Cette multinationale canado-québécoise, qui s’est associée en consortium avec de multiples autres entreprises, fait partie des Laboratoires Nucléaires Canadiens (LNC), une création du gouvernement Harper, il y a 5 ans. Les quatre entreprises suivantes accompagnent SNC-Lavalin pour « s’occuper » de la gestion des déchets nucléaires hérités du Canada : CH2M HILL Canada Ltd., Fluor Government Group Canada Inc., EnergySolutions Canada Group Ltd et Rolls-Royce Civil Nuclear Canada Ltd., dont plusieurs ont ou ont eu des démêlés avec la justice.

Les LNC ont obtenu dernièrement l’aval béni de la Commission canadienne de sûreté nucléaire pour les dix prochaines années et reçoivent ainsi l’aide financière fédérale à raison de quelques 500 millions $ par an. En 10 ans, pour SNC-Lavalin cela fait un bon pognon d’un milliard $ d’argent public, si le partage est équitable entre les associés.

Pour faire quoi ?

1. Construire, rapidement, un énorme dépotoir de déchets radioactifs à Chalk River, à côté de la rivière des Outaouais, sans tenir compte des mises en garde de nombreux intervenant-e-s qui ont déposé, lors du dévoilement de l’ébauche d’étude d’impact environnemental, plus de deux cents mémoires dénonçant les dangers pour la santé et l’environnement.

2. Bétonner sur place, rapidement, les réacteurs nucléaires de Rolphton en Ontario et éventuellement ceux de Gentilly-1 au Québec et de Whiteshell au Manitoba, en contravention des normes internationales en vigueur, à cause des probabilités de fuites radioactives.
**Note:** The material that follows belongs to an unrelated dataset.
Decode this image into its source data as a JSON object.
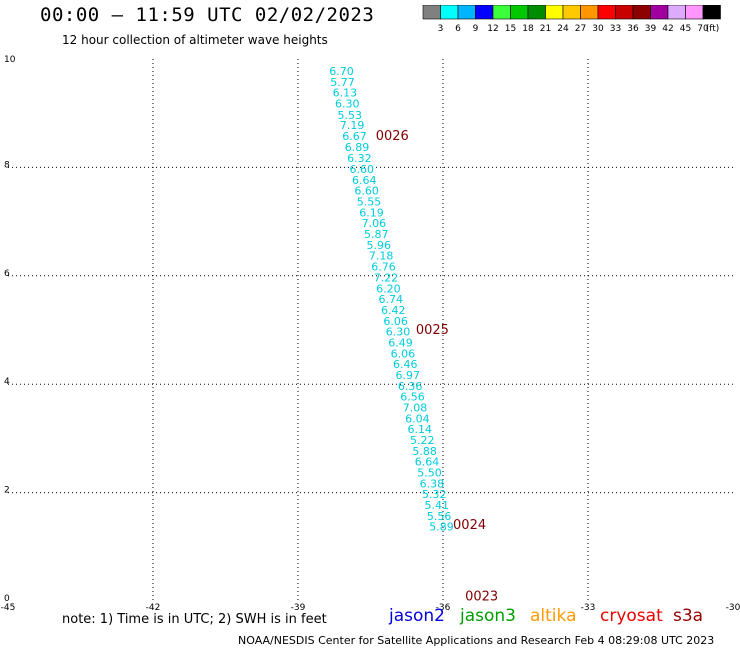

Rapidement et à un coût minimal ? Oui ! Après avoir « nettoyé » le site de Chalk River, les LNC planchent sur leur projet rêvé de développer rapidement des petits réacteurs nucléaires modulaires qu’ils souhaitent disperser à tous vents à travers le monde. Et cela, sans trop se préoccuper de la gestion des déchets radioactifs que cela va produire et dont certains ont des durées de vie de centaines de milliers d’années.
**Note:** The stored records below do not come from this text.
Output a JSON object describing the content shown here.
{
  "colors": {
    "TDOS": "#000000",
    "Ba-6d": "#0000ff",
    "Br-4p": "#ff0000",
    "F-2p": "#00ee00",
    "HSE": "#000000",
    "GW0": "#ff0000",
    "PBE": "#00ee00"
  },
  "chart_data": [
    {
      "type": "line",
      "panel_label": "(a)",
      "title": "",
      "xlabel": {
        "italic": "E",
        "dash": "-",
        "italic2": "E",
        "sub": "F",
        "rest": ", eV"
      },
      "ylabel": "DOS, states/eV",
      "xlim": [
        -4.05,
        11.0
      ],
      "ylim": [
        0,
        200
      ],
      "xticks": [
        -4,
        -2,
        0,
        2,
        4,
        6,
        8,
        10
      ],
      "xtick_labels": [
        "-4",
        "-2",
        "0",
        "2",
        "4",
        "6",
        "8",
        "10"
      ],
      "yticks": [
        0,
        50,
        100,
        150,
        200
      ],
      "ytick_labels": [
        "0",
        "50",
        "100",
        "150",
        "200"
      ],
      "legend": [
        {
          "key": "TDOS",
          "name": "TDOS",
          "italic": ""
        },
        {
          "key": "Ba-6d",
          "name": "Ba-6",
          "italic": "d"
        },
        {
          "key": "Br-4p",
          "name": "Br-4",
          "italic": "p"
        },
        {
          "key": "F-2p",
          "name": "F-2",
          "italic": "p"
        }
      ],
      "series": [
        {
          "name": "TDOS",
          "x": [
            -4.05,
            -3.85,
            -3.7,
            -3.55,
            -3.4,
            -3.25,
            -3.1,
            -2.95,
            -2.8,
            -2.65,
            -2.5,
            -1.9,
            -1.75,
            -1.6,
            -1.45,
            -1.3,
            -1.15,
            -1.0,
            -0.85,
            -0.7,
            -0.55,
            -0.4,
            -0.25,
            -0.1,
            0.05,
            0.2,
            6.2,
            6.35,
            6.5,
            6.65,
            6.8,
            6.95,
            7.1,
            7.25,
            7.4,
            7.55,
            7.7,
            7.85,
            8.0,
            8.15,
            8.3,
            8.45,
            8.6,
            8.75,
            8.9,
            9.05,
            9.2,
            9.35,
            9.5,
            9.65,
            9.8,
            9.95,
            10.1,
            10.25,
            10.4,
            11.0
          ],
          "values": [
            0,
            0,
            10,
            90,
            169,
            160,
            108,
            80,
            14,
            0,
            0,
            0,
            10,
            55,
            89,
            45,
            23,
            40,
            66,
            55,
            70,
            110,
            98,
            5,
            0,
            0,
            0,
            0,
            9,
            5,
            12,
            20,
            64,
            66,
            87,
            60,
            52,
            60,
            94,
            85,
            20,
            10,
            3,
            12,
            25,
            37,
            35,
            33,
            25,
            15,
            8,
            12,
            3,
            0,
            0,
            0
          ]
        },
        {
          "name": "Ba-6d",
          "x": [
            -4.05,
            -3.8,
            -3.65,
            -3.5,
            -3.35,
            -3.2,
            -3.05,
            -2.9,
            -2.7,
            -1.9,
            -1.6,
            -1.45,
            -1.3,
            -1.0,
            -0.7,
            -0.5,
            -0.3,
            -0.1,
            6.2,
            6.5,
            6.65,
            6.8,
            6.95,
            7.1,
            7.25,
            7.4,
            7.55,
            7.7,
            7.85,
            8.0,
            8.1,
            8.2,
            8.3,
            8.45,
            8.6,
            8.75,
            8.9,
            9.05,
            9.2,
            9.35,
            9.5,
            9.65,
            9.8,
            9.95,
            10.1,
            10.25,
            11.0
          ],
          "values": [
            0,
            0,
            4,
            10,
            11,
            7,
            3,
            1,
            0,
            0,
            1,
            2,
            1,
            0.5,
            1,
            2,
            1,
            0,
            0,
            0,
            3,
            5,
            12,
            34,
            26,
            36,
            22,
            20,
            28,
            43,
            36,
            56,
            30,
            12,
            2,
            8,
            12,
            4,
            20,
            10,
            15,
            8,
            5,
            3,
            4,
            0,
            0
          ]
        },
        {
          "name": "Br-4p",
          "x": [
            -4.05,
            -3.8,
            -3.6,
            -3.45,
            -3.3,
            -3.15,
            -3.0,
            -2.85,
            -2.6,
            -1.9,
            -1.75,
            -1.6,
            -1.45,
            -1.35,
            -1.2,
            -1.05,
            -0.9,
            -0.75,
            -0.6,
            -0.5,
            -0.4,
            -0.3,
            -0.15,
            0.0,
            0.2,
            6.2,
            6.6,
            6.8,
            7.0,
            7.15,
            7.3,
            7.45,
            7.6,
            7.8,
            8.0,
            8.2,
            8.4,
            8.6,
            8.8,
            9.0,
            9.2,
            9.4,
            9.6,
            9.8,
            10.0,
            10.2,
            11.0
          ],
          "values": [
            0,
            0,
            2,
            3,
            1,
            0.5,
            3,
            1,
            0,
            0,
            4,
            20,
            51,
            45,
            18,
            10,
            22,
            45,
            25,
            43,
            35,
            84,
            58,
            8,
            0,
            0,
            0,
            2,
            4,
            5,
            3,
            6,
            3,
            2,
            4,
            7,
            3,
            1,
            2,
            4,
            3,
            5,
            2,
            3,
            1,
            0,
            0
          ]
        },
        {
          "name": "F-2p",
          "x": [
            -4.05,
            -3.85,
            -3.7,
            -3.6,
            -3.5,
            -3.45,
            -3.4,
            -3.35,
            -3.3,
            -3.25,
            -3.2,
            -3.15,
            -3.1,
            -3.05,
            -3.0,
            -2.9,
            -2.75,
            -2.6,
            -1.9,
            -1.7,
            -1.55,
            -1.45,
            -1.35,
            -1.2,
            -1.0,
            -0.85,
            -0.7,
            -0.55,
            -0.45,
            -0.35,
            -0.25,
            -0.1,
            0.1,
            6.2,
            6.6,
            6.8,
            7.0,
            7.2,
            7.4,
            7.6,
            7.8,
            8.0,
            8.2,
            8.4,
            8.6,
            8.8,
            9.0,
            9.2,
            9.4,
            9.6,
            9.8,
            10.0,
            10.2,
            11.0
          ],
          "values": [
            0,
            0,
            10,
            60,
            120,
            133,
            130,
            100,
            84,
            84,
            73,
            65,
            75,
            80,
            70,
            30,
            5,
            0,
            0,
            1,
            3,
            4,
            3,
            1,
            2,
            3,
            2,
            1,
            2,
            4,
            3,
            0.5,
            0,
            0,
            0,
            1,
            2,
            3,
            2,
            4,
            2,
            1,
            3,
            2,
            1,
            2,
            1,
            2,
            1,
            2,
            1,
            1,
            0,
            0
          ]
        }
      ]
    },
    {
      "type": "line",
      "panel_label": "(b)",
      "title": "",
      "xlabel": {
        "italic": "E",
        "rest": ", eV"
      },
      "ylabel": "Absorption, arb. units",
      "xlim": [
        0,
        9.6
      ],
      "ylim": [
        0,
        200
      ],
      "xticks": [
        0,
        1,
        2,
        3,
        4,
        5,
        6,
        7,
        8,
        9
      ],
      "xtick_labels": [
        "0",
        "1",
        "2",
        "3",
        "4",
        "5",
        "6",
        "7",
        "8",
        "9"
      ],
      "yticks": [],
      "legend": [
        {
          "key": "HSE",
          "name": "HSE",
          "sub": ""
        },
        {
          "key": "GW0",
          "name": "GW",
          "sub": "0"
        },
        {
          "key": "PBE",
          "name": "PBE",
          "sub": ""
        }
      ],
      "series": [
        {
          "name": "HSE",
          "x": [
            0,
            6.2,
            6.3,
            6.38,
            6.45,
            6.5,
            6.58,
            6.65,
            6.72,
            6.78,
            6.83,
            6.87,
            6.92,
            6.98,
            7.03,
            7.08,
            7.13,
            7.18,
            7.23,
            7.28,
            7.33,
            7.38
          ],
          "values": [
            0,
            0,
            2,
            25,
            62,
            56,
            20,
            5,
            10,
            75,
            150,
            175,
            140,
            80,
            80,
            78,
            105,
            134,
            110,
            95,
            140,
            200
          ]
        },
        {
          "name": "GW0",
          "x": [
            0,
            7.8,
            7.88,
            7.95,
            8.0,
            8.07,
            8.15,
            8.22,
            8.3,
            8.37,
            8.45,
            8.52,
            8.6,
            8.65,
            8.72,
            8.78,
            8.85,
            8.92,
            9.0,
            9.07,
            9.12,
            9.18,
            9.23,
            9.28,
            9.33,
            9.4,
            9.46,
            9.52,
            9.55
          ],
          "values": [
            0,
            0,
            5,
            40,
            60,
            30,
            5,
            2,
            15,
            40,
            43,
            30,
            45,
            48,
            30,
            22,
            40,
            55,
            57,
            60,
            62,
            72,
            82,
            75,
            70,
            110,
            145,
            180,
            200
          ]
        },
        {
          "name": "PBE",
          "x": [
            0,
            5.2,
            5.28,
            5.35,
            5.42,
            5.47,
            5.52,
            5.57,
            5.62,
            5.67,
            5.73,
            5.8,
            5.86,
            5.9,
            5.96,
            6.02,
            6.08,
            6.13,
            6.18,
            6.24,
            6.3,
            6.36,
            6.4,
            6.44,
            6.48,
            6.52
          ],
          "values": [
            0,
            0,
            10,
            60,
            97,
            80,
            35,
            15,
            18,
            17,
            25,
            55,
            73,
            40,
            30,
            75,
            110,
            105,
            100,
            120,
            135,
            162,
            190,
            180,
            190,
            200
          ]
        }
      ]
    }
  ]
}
Notons que SNC-Lavalin a annoncé dernièrement un partenariat avec la société américaine Koltec qui devrait être intéressée à obtenir ces contrats très lucratifs en nous faisant miroiter des solutions rapides pour la gestion des déchets nucléaires canadiens.

En 2006, SNC Lavalin a vendu sa division SNC TEC Lavalin à l’américaine General Dynamics, qui continue de fabriquer et expérimenter des quantités énormes de munitions de toutes sortes (500 000/an) à Le Gardeur, Nicolet et St-Augustin.

Lors de la saga de Gentilly-2 (2007- 2012) SNC Lavalin était en attente de la décision du gouvernement Marois pour ramasser le contrat de rénovation de la centrale nucléaire Candu à bout de souffle. Fort heureusement, la centrale vétuste a été fermée en décembre 2012 et le rêve de quelques 2 milliards se sont envolés. SNC a dû se contenter des quelques 2 milliards pour la rénovation du réacteur de Point Lepreau au Nouveau-Brunswick.

Tout cela pour dire que le gouvernement fédéral transige avec une entreprise qui est loin de l’angélisme environnemental. Le gouvernement est-il bien avisé de faire affaire avec ce genre d’ange endiablé pour tenter de gérer adéquatement et de façon écoresponsable les déchets nucléaires canadiens hérités, en tenant compte de la santé publique et de l’environnement ?

Que cache le premier ministre pour tant « couvrir » son protégé SNC-Lavalin ?

Le gouvernement fédéral devrait plutôt s’occuper rapidement d’élaborer une politique cadre en définissant et légiférant avec précision les règles de gestion des déchets radioactifs canadiens autres que le combustible irradié.